My Author Responses to the Publisher's Questions about My Eighth Amish-Country Mystery



While preparing the Reading Group Guide for The Names of Our Tears, my publisher posed several questions for me, and I thought readers might like to see my answers.  I have posted them below:
 
AUTHOR’S RESPONSES TO QUESTIONS FOR
THE READING GROUP GUIDE
TO ACCOMPANY

The Names Of Our Tears
An Amish-Country Mystery
by Paul (P.L.) Gaus

1.  In this novel – as well as in your others – you present Amish faith and culture in a straightforward and sympathetic way.  How important is it to you to portray these people and their faith properly and respectfully?  Is it challenging?

My most important and challenging goal in writing The Amish-Country Mysteries is to illuminate Amish culture and lifestyle as authentically as possible.  Since all aspects of Amish culture and lifestyle stem from their Christian faith, it is also important to me to present this side of their lives authentically, too.  I want my readers to learn what it is like to live Amish, to think Amish, and to pray Amish.  I hope my readers will take away from each of my stories the assurance that they now understand something more about Amish people than they did before they discovered my books.  In designing and writing my stories, I work very hard to give my readers accurate and engaging insights into this society set apart from the rest of us.  To do this, I allow my plots and characters to arise from an important scripture or religious principle that is central to Amish life.  Also, I work hard to show accurately how Amish culture both coexists and comes into conflict with the culture of English society, because these two cultures are closely interwoven in rural Holmes County, Ohio.  In fact, it is the intersection of the two cultures that provides me with the best opportunities to illuminate Amish life.  So, my books are written at the interface of these two very different cultures, and I think the novels benefit from the conflicts and tensions that arise there.

2.  In your foreword, you mention that the glade where Ruth Zook is found is a real place, and you describe how you went there as part of the research for the novel.  How does fully fleshing out the setting help you as you write the rest of the story?
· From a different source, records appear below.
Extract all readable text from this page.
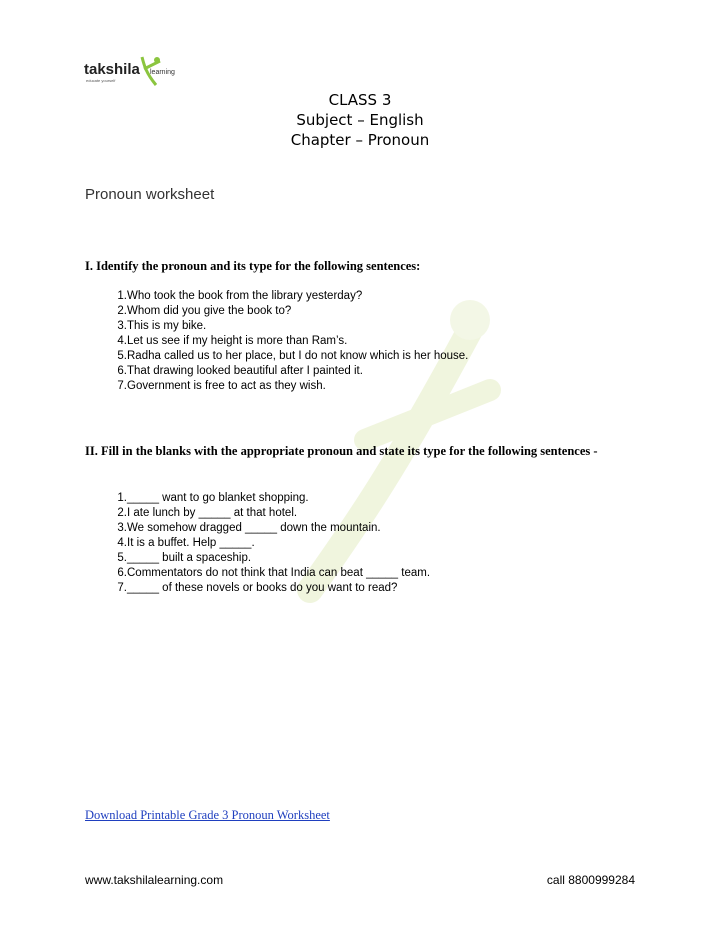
takshila learning
educate yourself
CLASS 3
Subject – English
Chapter – Pronoun
Pronoun worksheet
I. Identify the pronoun and its type for the following sentences:
1. Who took the book from the library yesterday?
2. Whom did you give the book to?
3. This is my bike.
4. Let us see if my height is more than Ram’s.
5. Radha called us to her place, but I do not know which is her house.
6. That drawing looked beautiful after I painted it.
7. Government is free to act as they wish.
II. Fill in the blanks with the appropriate pronoun and state its type for the following sentences -
1. _____ want to go blanket shopping.
2. I ate lunch by _____ at that hotel.
3. We somehow dragged _____ down the mountain.
4. It is a buffet. Help _____.
5. _____ built a spaceship.
6. Commentators do not think that India can beat _____ team.
7. _____ of these novels or books do you want to read?
Download Printable Grade 3 Pronoun Worksheet
www.takshilalearning.com	call 8800999284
The characters in my novels are entirely fictional, but all of the places (except Millersburg College) are real.  In fact, one of my fan clubs has made a practice of going to the various locations to take photographs of the places where “things happen” in my stories.  I describe the locations accurately, and I plan a new novel with specific Holmes County locations in mind.  I think this gives my novels an anchoring sense of place.  I also travel in Holmes County extensively, and I have photographed the types of scenes that typically appear in my novels.  For The Names of Our Tears, I also visited Pinecraft, in Sarasota, several times, so that I could write about it correctly.  Because Amish life is so strongly anchored to the land, I think it is vital to my work that I portray the land where they live and farm with special care.  Also, for my cast of English regulars, who appear in each of the stories, I use the setting of the county courthouse, the old red brick jail, and the courthouse square where the civil war monument sits in the middle of Millersburg.  These and other places in my Holmes County novels are real, and my readers can go there to visit the sites. 

3.  How do you develop the mystery plots in your books?  Are they ever pulled from the headlines?  What was your inspiration for this book in particular?

My stories are entirely fictional, and I never write about true events.  Instead, I start with an important principle in Amish culture, and I let the plot unfold so as to illustrate that principle as thoroughly as I can.  In the seventh Amish-Country Mystery, Harmless as Doves, the principle was Amish pacifism, and I wrote about several characters whose lives where profoundly affected by their different understandings of pacifism and peacefulness.  Then in The Names of Our Tears, I designed the plot and the characters around the scripture verse in Psalms 34, which promises that God draws “close to the brokenhearted and saves those who are crushed in spirit.”  With this verse in mind, I wondered how I could portray this promise to someone who is crushed in spirit, and I hit on the idea that God is so close to us in our sorrows that he can even name our tears. 

4.  What are you working on now?  Will we see more of Holmes County?

I am writing the ninth Amish-Country Mystery, and like the others, it is a Holmes County story.  But some of the action also takes place in Ohio’s Middlefield Amish community.  It is a sequel to The Names of Our Tears.  I have never written a sequel before, but I realized that in The Names of Our Tears I had told Ruth Zook’s story, but not Fannie Helmuth’s.  The ninth novel takes up the story of Fannie Helmuth.